INTERVIEW: I should have gotten To Kill a Mockingbird. That's the most beautiful.
SPIELBERG: Oh, I have that! I just got that today, because my secretary knows Elmer Bernstein, and she just came over this morning with a copy of To Kill a Mockingbird. Pretty, isn't it? You know another very pretty thing is Jenny Goldsmith's A Patch of Blue. Max Steiner was probably the best composer for film ever to have lived. The one classical composer who was born to score movies and never did [Bela] Bartok.

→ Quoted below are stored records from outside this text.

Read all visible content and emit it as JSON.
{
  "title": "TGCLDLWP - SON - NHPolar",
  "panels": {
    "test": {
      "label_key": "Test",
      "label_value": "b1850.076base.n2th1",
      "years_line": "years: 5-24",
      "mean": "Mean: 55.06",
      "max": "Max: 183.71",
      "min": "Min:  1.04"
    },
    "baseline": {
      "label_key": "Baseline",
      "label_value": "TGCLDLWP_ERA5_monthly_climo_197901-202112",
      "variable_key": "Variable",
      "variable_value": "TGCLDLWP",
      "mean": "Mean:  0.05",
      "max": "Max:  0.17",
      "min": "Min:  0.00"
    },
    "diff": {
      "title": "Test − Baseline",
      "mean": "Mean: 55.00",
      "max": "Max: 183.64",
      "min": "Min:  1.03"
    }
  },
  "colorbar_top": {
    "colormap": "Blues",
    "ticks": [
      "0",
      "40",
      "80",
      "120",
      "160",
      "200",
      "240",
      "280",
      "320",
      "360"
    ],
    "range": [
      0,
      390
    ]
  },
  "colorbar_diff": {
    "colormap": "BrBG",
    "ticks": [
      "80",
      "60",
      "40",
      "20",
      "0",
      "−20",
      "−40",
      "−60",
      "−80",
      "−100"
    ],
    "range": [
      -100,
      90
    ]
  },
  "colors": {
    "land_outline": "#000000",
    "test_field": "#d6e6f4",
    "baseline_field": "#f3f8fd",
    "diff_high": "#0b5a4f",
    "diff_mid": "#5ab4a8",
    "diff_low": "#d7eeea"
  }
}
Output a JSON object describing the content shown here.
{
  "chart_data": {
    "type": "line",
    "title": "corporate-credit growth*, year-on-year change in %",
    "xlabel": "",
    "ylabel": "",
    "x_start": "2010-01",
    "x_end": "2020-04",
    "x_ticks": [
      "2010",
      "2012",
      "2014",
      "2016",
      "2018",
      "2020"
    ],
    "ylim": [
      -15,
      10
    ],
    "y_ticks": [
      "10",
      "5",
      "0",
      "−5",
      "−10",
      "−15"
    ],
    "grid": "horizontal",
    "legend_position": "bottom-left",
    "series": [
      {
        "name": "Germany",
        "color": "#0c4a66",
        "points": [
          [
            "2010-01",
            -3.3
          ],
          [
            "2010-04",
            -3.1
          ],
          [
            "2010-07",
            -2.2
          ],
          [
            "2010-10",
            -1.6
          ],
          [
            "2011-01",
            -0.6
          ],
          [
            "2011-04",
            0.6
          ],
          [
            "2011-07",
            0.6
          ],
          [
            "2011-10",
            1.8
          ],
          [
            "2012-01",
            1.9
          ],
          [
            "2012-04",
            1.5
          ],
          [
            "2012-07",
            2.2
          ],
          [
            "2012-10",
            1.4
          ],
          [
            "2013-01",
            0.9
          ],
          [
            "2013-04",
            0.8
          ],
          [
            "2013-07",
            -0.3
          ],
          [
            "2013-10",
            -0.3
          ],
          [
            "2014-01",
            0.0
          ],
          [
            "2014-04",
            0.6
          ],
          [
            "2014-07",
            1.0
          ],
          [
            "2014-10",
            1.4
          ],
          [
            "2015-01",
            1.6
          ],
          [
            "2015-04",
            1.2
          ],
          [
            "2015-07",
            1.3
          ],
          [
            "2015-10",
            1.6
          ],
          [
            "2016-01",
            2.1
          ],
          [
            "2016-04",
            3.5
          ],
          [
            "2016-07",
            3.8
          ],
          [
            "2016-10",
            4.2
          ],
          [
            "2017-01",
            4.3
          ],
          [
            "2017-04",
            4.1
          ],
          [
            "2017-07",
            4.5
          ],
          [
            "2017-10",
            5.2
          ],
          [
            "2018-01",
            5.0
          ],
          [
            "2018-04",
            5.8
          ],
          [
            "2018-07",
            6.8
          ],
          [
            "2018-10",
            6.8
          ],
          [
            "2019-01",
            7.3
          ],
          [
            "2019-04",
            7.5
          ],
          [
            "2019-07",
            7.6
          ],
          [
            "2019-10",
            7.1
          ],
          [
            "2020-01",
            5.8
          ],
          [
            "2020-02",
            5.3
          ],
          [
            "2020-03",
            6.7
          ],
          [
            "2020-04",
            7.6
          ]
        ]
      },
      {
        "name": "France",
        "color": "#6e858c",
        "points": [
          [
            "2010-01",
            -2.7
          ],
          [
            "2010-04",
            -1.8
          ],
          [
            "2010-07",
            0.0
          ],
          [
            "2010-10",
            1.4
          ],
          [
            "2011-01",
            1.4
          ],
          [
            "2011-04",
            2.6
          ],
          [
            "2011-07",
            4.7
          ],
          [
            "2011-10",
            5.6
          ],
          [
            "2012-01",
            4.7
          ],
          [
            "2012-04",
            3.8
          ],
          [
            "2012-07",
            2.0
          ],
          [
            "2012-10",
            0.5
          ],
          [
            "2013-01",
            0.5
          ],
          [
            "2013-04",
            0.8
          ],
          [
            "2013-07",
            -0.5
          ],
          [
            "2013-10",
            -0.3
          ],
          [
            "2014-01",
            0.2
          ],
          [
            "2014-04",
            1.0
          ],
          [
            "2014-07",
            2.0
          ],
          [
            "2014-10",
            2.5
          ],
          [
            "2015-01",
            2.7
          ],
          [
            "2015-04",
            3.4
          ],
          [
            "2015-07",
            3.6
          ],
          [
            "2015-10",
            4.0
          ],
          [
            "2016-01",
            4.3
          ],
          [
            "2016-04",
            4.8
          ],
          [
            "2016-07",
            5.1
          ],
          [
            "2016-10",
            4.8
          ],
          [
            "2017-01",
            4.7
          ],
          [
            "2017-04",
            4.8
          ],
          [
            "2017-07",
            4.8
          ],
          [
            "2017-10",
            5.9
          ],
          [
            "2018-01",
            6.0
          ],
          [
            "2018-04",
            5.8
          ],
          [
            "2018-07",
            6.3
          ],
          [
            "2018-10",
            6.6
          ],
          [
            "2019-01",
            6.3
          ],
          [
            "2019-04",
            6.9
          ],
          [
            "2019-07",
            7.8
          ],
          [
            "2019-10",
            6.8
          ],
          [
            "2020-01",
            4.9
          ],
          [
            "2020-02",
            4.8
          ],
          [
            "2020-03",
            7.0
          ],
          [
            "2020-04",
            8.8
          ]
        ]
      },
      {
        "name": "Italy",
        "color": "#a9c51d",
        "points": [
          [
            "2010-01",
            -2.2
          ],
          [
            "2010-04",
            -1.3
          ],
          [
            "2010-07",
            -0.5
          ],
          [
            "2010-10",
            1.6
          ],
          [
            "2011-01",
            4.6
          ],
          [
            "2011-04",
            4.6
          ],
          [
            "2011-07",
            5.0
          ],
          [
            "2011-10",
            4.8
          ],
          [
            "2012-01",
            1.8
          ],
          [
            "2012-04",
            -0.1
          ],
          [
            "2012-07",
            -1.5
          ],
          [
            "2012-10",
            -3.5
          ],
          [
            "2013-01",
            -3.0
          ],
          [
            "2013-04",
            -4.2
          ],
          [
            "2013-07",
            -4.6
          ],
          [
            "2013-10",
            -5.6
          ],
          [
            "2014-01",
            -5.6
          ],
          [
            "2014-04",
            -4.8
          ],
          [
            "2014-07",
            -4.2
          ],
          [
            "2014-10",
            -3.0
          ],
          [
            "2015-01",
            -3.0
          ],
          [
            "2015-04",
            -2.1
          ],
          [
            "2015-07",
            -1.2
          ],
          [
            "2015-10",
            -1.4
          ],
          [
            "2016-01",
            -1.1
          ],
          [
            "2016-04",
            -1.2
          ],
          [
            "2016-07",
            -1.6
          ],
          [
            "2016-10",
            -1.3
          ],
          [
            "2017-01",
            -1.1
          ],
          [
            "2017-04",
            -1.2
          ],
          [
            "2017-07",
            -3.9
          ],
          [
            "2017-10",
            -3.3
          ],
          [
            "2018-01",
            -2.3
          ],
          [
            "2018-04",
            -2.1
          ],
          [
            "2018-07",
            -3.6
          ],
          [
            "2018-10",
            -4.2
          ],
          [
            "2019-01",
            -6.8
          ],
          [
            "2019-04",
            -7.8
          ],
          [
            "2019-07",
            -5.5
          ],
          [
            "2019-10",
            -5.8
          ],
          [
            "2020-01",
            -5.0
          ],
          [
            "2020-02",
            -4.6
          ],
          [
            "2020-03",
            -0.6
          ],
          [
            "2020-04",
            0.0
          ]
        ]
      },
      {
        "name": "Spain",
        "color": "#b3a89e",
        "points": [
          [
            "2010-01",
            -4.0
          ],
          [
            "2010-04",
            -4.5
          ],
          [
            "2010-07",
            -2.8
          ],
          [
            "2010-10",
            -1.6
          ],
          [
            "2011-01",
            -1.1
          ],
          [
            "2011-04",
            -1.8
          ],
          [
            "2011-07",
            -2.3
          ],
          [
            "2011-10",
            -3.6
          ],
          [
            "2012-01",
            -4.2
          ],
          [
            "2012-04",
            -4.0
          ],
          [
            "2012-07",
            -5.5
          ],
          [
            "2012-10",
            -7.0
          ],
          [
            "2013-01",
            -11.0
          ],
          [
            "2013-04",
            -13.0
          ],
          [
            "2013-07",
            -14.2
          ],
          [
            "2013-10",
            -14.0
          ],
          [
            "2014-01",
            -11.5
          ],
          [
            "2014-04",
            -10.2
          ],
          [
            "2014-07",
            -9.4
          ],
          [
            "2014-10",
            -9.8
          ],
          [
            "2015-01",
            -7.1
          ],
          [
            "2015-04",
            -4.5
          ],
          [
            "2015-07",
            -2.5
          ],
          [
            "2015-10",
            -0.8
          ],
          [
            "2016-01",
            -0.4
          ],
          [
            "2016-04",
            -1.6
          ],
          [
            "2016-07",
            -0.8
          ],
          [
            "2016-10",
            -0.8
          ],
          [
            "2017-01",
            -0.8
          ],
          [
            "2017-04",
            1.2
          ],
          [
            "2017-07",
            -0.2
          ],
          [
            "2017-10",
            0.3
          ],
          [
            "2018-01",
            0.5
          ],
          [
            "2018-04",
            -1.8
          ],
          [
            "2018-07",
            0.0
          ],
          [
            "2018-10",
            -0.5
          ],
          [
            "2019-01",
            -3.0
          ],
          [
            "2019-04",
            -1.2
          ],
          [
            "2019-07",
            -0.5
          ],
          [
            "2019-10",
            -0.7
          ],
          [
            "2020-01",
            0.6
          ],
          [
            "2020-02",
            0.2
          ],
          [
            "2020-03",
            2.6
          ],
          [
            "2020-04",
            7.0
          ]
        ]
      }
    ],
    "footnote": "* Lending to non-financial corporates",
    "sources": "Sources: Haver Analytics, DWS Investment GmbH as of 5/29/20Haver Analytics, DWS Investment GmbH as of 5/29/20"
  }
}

INTERVIEW: Well, they weren't around.
SPIELBERG: He was around. Bartok's Symphony for String, Percussion and Cellist was commissioned in 1936. See, [Erich Wolfgang] Korngold could also have become a Bartok or a [Jean] Sibelius, but he went to movies, and he brought a lot of classical music to film. Just like [Sergei] Prokofiev, who scored a number of Russian movies. [Sergei] Eisenstein used Prokofiev.
INTERVIEW: Do you really work closely with your composer?
SPIELBERG: Very closely... I have a great relationship with John Williams.
INTERVIEW: I really liked the Jaws music, sort that "Down to the Sea in Ships" type of thing.
SPIELBERG: Well, John and I sat together and listened to a lot of Vaughn Williams and [Igor] Stravinsky, and then he went off and composed on the piano. Before he orchestrates he asks me to come over. I sit with him, and he plays the entire score on the piano, and I'm able to make comments, changes or whatever right there, which is really a luxury. John called me over to his house very excited. He sat at the piano and said, "Here's the theme from Jaws." He began playing this very primordial, repetition on the lower notes. I thought he was fooling around. I mean "da da Dah da Dah da." I began to laugh, and John said, "Oh, no, this is serious. I mean it. This is Jaws." And I listened to it again and it grew on me. It wasn't something that exploded as a correct choice. At first I thought it was too primitive. I wanted something a little more melodic for the shark, and then Johnny said, "What you don't hear is the L-Shaped Room... You have made yourself a popcorn movie." And he was absolutely right.